Many times I've encountered situations where the special things that
need to be executed during the first iteration of the loop cannot be
gathered together to be executed first, nor can they be gathered
together to be executed last.  These seem like the only possibilities
for a specialized FIRST block to be executed, and they don't cover the
territory.  Really, the concept of the FIRST iteration needs to be
distributed and available throughout the loop body, and even available
during NEXT blocks and LAST blocks.  Instead of a FIRST block, I would
recommend that all loop scopes contain a value or property that can be
easily tested to determine if this code is executing as part of the
first iteration or not.  I hesitate to suggest syntax, but at least for
loops that are part of a named block named NAME, perhaps  NAME.first 
would work, or whatever works.  I'll use this syntax for this
discussion, but I'm not really suggesting it.

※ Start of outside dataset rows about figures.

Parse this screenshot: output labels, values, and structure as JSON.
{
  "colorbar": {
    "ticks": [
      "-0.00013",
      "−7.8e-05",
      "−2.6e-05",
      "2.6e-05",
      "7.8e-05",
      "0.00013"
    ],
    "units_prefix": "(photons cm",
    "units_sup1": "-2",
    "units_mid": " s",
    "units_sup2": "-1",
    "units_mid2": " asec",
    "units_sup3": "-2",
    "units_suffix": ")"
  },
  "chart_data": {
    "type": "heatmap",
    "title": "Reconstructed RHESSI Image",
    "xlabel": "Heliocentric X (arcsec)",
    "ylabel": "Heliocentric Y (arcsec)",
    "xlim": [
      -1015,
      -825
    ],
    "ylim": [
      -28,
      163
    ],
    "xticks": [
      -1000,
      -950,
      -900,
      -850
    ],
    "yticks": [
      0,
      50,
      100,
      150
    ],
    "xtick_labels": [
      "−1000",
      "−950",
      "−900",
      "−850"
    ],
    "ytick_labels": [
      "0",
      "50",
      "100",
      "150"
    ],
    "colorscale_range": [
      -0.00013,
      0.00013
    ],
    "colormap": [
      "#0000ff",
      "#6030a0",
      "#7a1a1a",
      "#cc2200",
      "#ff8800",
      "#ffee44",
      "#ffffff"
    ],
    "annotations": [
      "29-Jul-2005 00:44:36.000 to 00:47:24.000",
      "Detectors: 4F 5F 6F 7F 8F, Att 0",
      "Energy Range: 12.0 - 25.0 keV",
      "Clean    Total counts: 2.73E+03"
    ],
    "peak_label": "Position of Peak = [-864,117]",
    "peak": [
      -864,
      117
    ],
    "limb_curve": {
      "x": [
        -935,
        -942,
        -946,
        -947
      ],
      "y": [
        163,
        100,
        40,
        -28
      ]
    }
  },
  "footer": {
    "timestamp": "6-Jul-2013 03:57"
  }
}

Note that LAST D and LAST E are similar concepts, need to be similarly
distributed, and could be resolved with a similar solution:  NAME.last
or whatever, but as a testable flag.

For those cases where the logic can be gathered together, the following
implementations could be used:

FIRST A:  PRE { if NAME.first { ... }}
FIRST B:  NEXT { if NAME.first { ... }}  or maybe  POST { if NAME.first
{ ... }}


BETWEEN:

Here are some implementations for variations of BETWEEN:

BETWEEN A: PRE { unless NAME.first { ... }}
BETWEEN B: PRE { unless NAME.last { ... }}
BETWEEN C: NEXT { unless NAME.first { ... }}
BETWEEN D: NEXT { unless NAME.last { ... }}

Perhaps that is good enough, and no special BETWEEN block is needed.


LAST:

I'd suggest handling LAST D and LAST E as described in the section on
FIRST, with testable flags.  However, here are alternate implementations
for them in the cases where the logic can be gathered together:

LAST D: PRE { if NAME.last { ... }}
LAST E: NEXT { if NAME.last { ... }}  or maybe  POST { if NAME.last {
.... }}

LAST A seems like a good candidate for a special block, to be executed
in the scope and with the variables of the last iteration.

LAST B and LAST C don't seem to be easily able to have available to them
the variables and scope of the final iteration, since it is complete
before they are known to be callable.  LAST B could invoke a specialized
block named FINISH and LAST C could invoke a specialized block named
INSTEAD.  Or, an additional state flag such as NAME.last could be set,
to indicate that a LAST block was entered by an explicit last statement
or not, and the same LAST block could be used for all these cases. 
Discrimination between LAST B and LAST C in that case could be done by
checking the iteration counter, which could be NAME.count, and would be
useful in lots of circumstances anyway.

-- 
Glenn
=====
Remember, 84.3% of all statistics are made up on the spot.